Además de formidable, la música norteña sirve hasta pa’quitar el hambre
Cuando uno es estudiante foráneo, teme el final de cada mes, porque la situación económica se pone todavía más precaria; se batalla hasta para comer y hay que estirar hasta el último peso, limitarse lo más posible si no quiere faltar a sus compromisos más importantes, como pagar la renta y la colegiatura.
Lo más común para mí en esas circunstancias era llegar a la muy concurrida panadería Fresno, en la Santa María La Ribera, por un litro de leche, una concha y un polvorón que me servirían para cena y desayuno. Era pan sencillo, barato, sin glamour, pero algo tenía de manjar para los habitantes de la colonia y para los estudiantes como yo.
Una de tales ocasiones, se me acercó una señora acompañada de dos muchachas y, en un tono casi maternal, se ofreció a pagarme la leche y el pan, al verme contar mis últimas monedas frente a la cajera.
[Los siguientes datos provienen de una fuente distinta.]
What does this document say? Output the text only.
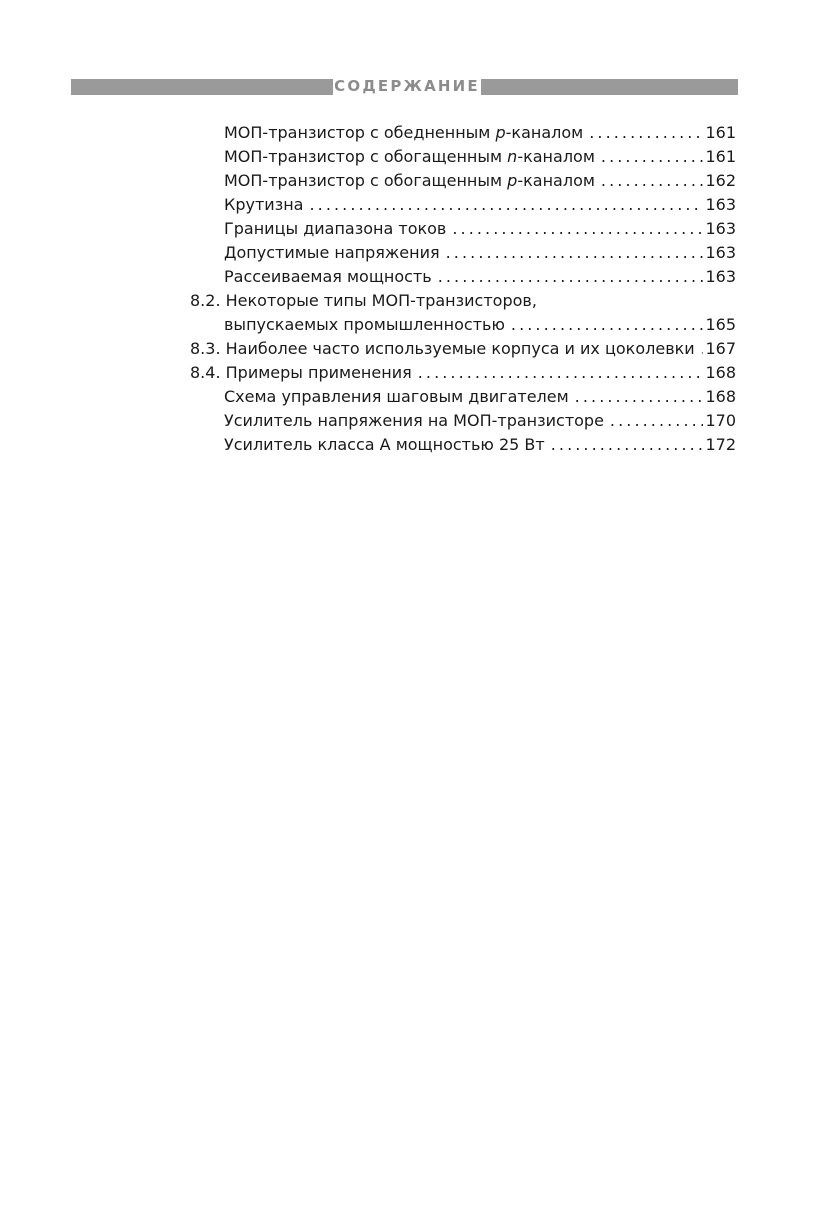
СОДЕРЖАНИЕ
МОП-транзистор с обедненным p-каналом . . .	161
МОП-транзистор с обогащенным n-каналом . . .	161
МОП-транзистор с обогащенным p-каналом . . .	162
Крутизна . . .	163
Границы диапазона токов . . .	163
Допустимые напряжения . . .	163
Рассеиваемая мощность . . .	163
8.2. Некоторые типы МОП-транзисторов,
выпускаемых промышленностью . . .	165
8.3. Наиболее часто используемые корпуса и их цоколевки . . . 167
8.4. Примеры применения . . .	168
Схема управления шаговым двигателем . . .	168
Усилитель напряжения на МОП-транзисторе . . .	170
Усилитель класса А мощностью 25 Вт . . .	172
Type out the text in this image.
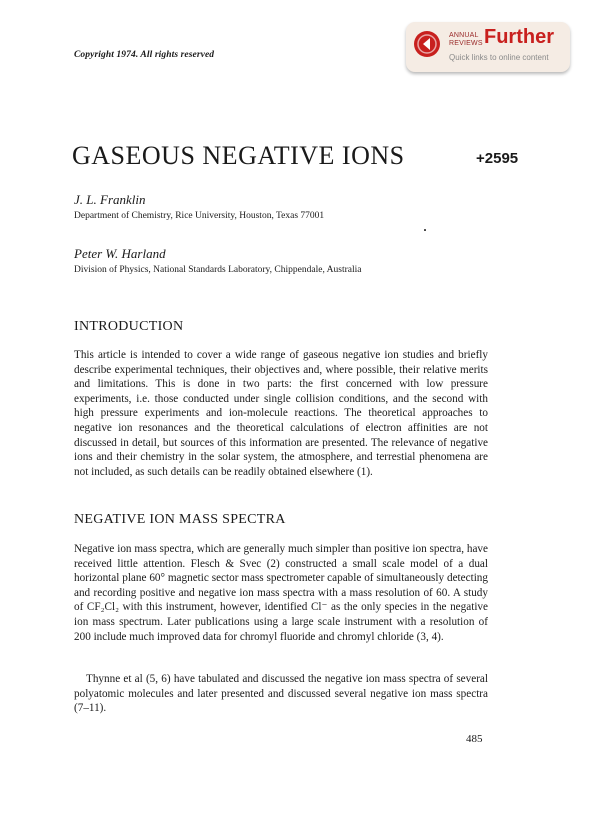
Copyright 1974. All rights reserved
ANNUAL
REVIEWS Further
Quick links to online content
GASEOUS NEGATIVE IONS	+2595
J. L. Franklin
Department of Chemistry, Rice University, Houston, Texas 77001
Peter W. Harland
Division of Physics, National Standards Laboratory, Chippendale, Australia
INTRODUCTION
This article is intended to cover a wide range of gaseous negative ion studies and briefly describe experimental techniques, their objectives and, where possible, their relative merits and limitations. This is done in two parts: the first concerned with low pressure experiments, i.e. those conducted under single collision conditions, and the second with high pressure experiments and ion-molecule reactions. The theoretical approaches to negative ion resonances and the theoretical calculations of electron affinities are not discussed in detail, but sources of this information are presented. The relevance of negative ions and their chemistry in the solar system, the atmosphere, and terrestial phenomena are not included, as such details can be readily obtained elsewhere (1).
NEGATIVE ION MASS SPECTRA
Negative ion mass spectra, which are generally much simpler than positive ion spectra, have received little attention. Flesch & Svec (2) constructed a small scale model of a dual horizontal plane 60° magnetic sector mass spectrometer capable of simultaneously detecting and recording positive and negative ion mass spectra with a mass resolution of 60. A study of CF₂Cl₂ with this instrument, however, identified Cl⁻ as the only species in the negative ion mass spectrum. Later publications using a large scale instrument with a resolution of 200 include much improved data for chromyl fluoride and chromyl chloride (3, 4).
Thynne et al (5, 6) have tabulated and discussed the negative ion mass spectra of several polyatomic molecules and later presented and discussed several negative ion mass spectra (7–11).
485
La abundancia, como la escasez, no se pueden ocultar.
Claro que me negué a la propuesta, aunque débilmente, queriendo para mis adentros que la señora insistiera, lo cual hizo y mucho se lo agradecí, porque implicaba tener algo de alimento mientras se acercaba el plazo para la llegada del giro postal, ese medio por el que se enviaba dinero de una ciudad a otra.
Dijo llamarse Juanita, mamá de Pilar, una de las muchachas, y tía de Leticia, la otra acompañante. Las tres se notaban sinceras; me preguntaron si vivía por allí, pues ya me habían visto en la panadería varías veces. Les dije que era de Durango, lo cual no les sorprendió. “¡Ah, con razón tu tono de voz y tus botas norteñas!”, me dijo la amistosa señora.
Me invitaron a cenar a su casa la noche siguiente y de ahí comenzó la cercanía con esa familia a través de las coincidencias que van surgiendo de la amistad. Por ejemplo, ambas muchachas querían aprender a bailar música norteña y no sabían cómo podrían hacerlo, así que me ofrecí a ser su improvisado instructor, por cierto con más entusiasmo que conocimiento.
Dispusimos la tarde de cada domingo, luego de la comida, para darle vuelo a la “bailadera” y, en lo que empezó como una mera propuesta de enseñarles algunos pasitos del norte, sin apenas darnos cuenta se prolongó hasta completar fácilmente un año y medio.
Nunca imaginé que las rolas de Carlos y José, principalmente “El Chubasco”, “Amores Fingidos”, algunas de los Tigres del Norte, de Invasores, entre otros, serían causa primordial para que cada domingo fuera invitado a su mesa, muy espléndida por cierto.
De hecho, hasta “de gane” salí, porque, además de probar ricas viandas, aprendí lo esencial del rock&roll, la salsa y la cumbia, los ritmos que más se bailan en la Ciudad de México y a los cuales Pily y Lety se declaraban aficionadas, así que los domingos de baile eran muy variados.
Y bueno, no es secreto alguno que los capitalinos “la sufren” para bailar norteño, así que era cosa de tener paciencia, pero ¿quién tiene prisa en enseñar rápido, cuando es tan bien recibido en un hogar, aparte de la comida casera y las atenciones? No era algo de todos los días para un foráneo y siempre estaré agradecido con esa familia, a la cual traté de corresponder con lo poco que estuviera a mi alcance en aquel momento.
Así pues, fuimos avanzando en las clases dominicales; más de una hora le dábamos a lo norteño y después venía la lista de éxitos de salsa, cumbia y rock. Me retiraba poco antes de la cena, para no abusar de la hospitalidad, aunque nadie me forzaba a irme.
Transcurrieron así varios meses más y conseguí enrolarme como reportero de El Sol de México, lo que implicaba trabajar también los domingos, pero en la medida de lo posible, continué visitando a tan amables anfitrionas, aunque por ratos más cortos.
Con los años, he llegado a pensar que ese gusto de ellas por el baile norteño fue más bien una manera de acercarse a aquel joven estudiante que se veía muy necesitado, a fin de darle calor de familia en una ciudad que puede ser muy hostil; jamás mostraron ninguna otra intención. Simple generosidad en personas que uno se encuentra en el camino.
La nobleza de Juanita, su hija y su sobrina, no sólo cubrió una enorme necesidad mía en esa etapa, sino que también provocó un aumento en mi gusto y amor por la música norteña, una música de la que, sin ser yo ni cantante ni bailarín, fue el enlace que la vida me puso para conocer personas extraordinarias que me quitaron el hambre.